Qu’est-ce que le Mouvement Respiratoire Primaire ?

Le 28 Juin, 2023
Raphaël en séance de somatopathie ressent le mouvement respiratoire primaire

Le Mouvement Respiratoire Primaire dit MRP est bel et bien un phénomène physique car perceptible par l’intermédiaire des mains. Pour le ressentir, il suffit d’éduquer sa main et de faire confiance à ses sensations. En l’espace de quelques minutes, vous le ressentirez facilement. Il existe bien sûr certains détracteurs qui affirment que le MRP n’existe pas. Et à cela je leur réponds qu’il y a bien longtemps,  certains affirmaient que la terre était plate. Bref. Maintenant que les choses sont dites passons à l’explication.

Les émotions non réglées perdurent en ondes de choc.
Les émotions non-réglées perdurent en « ondes chocs ».

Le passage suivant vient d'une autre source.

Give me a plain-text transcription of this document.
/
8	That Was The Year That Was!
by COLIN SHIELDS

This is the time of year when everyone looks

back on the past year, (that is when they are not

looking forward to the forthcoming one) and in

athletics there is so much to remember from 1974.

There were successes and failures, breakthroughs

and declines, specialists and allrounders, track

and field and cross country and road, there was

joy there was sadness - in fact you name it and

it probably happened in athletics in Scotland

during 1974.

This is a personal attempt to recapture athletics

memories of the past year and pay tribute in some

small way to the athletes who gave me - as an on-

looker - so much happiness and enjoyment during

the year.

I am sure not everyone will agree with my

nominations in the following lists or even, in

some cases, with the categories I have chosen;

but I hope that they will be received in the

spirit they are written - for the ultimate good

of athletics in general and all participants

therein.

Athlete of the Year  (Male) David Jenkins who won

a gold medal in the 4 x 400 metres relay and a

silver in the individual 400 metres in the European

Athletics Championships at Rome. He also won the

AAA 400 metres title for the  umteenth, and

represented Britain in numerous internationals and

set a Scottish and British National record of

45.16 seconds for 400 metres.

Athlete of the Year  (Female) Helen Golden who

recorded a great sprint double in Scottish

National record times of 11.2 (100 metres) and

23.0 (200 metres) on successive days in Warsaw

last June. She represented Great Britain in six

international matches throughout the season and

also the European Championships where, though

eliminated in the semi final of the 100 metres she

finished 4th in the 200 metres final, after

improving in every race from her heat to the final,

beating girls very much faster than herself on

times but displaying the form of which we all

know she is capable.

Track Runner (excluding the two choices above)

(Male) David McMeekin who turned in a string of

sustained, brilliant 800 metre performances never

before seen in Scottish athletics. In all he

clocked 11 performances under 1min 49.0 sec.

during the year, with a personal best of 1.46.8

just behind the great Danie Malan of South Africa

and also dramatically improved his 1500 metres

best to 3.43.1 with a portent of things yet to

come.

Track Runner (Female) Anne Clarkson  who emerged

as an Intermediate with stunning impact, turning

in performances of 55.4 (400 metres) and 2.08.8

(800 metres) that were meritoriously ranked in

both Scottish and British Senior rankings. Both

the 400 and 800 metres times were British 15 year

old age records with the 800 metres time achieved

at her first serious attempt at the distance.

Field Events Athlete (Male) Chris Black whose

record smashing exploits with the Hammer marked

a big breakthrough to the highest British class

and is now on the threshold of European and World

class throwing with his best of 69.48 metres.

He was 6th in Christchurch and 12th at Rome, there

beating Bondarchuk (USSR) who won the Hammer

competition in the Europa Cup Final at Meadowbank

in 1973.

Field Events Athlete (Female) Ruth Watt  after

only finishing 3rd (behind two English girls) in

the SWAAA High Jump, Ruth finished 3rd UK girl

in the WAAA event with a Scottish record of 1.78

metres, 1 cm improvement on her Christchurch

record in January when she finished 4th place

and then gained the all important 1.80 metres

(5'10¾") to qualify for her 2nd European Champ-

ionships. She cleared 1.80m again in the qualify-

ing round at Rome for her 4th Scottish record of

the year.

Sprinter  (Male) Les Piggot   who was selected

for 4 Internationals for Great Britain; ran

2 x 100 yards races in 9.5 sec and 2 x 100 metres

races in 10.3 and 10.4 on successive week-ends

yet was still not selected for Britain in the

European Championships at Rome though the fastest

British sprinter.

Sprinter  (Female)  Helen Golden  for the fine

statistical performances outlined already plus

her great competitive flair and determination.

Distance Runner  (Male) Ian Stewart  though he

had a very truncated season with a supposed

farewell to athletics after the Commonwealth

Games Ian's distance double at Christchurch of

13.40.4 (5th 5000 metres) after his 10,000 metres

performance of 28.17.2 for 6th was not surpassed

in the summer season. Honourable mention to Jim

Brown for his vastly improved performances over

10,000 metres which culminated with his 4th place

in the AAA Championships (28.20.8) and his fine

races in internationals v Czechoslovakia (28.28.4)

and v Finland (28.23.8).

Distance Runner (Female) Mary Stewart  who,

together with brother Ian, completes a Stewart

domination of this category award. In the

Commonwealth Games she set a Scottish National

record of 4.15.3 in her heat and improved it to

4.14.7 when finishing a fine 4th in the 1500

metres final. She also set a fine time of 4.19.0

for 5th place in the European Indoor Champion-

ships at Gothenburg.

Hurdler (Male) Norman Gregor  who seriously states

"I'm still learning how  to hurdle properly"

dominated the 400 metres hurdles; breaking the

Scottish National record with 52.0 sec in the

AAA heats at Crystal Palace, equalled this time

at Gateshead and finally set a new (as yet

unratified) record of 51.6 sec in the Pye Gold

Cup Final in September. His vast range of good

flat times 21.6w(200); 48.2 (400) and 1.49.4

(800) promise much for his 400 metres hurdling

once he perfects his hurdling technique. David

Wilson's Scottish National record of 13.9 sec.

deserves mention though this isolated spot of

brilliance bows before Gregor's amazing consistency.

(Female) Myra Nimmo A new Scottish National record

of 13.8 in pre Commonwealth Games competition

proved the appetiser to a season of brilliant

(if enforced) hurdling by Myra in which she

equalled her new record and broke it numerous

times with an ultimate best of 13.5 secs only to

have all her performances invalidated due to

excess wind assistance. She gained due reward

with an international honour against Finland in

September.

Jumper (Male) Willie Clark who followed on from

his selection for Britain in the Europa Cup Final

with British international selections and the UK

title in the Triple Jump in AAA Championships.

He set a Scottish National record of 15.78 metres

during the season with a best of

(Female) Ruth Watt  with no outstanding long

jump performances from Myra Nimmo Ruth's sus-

Le Mouvement Respiratoire Primaire est un phénomène physique

Le MRP est un phénomène physique ondulatoire, qui obéit à des règles de comportement bien précises. Ces règles sont nombreuses, constantes et identiques d’une personne à une autre. C’est pour cela qu’un grand nombre de personnes trouvent réponse à leurs problèmes dans la pratique de la somatopathie.

Ce mouvement intrinsèque à tout être vivant a été mis en avant en 1939 par William Garner Sutherland. Médecin ostéopathe américain, il est le premier à s’être penché en douceur sur quelqu’un et à ressentir des anomalies subtiles. Il parlera de ces anomalies dans son ouvrage “The Cranial Bowl (La coupe crânienne)” resté trop longtemps oublié sous une couche épaisse de poussière.

Le plus important dans ces études, c’est qu’un MRP anormal détecté, sous certaines conditions, accepte de revenir à la normalité. Des lors, sans s’être intéressé directement à la pathologie de la personne, elle exprime clairement s’en porter nettement mieux.

William Sutherland en séance d'ostéopathie crânienne
William Garner Sutherland en séance qui écoute le MRP

L’adaptation du MRP à son environnement

Cela fait environ 70 ans maintenant que nous connaissons le MRP, et depuis toutes ces années nous avons observé sa manière de modifier son comportement en fonction de son environnement (intoxications, irradiations, médications, alimentation, traumas divers physiques et émotionnels, etc).

Le somatopathe va s’intéresser particulièrement à trois d’entre elles :

– les chocs physiques, (accident de voiture ou autres, forte chute, suites de chirurgie, agression, …).

– les chocs émotionnels de forte intensité vécus par le sujet, (séparation, abandon, injustice, …).

– les chocs émotionnels de forte intensité transmis dans les familles au travers des générations. (les paquets cadeaux que l’on nous a donnés à la naissance, les casseroles de famille).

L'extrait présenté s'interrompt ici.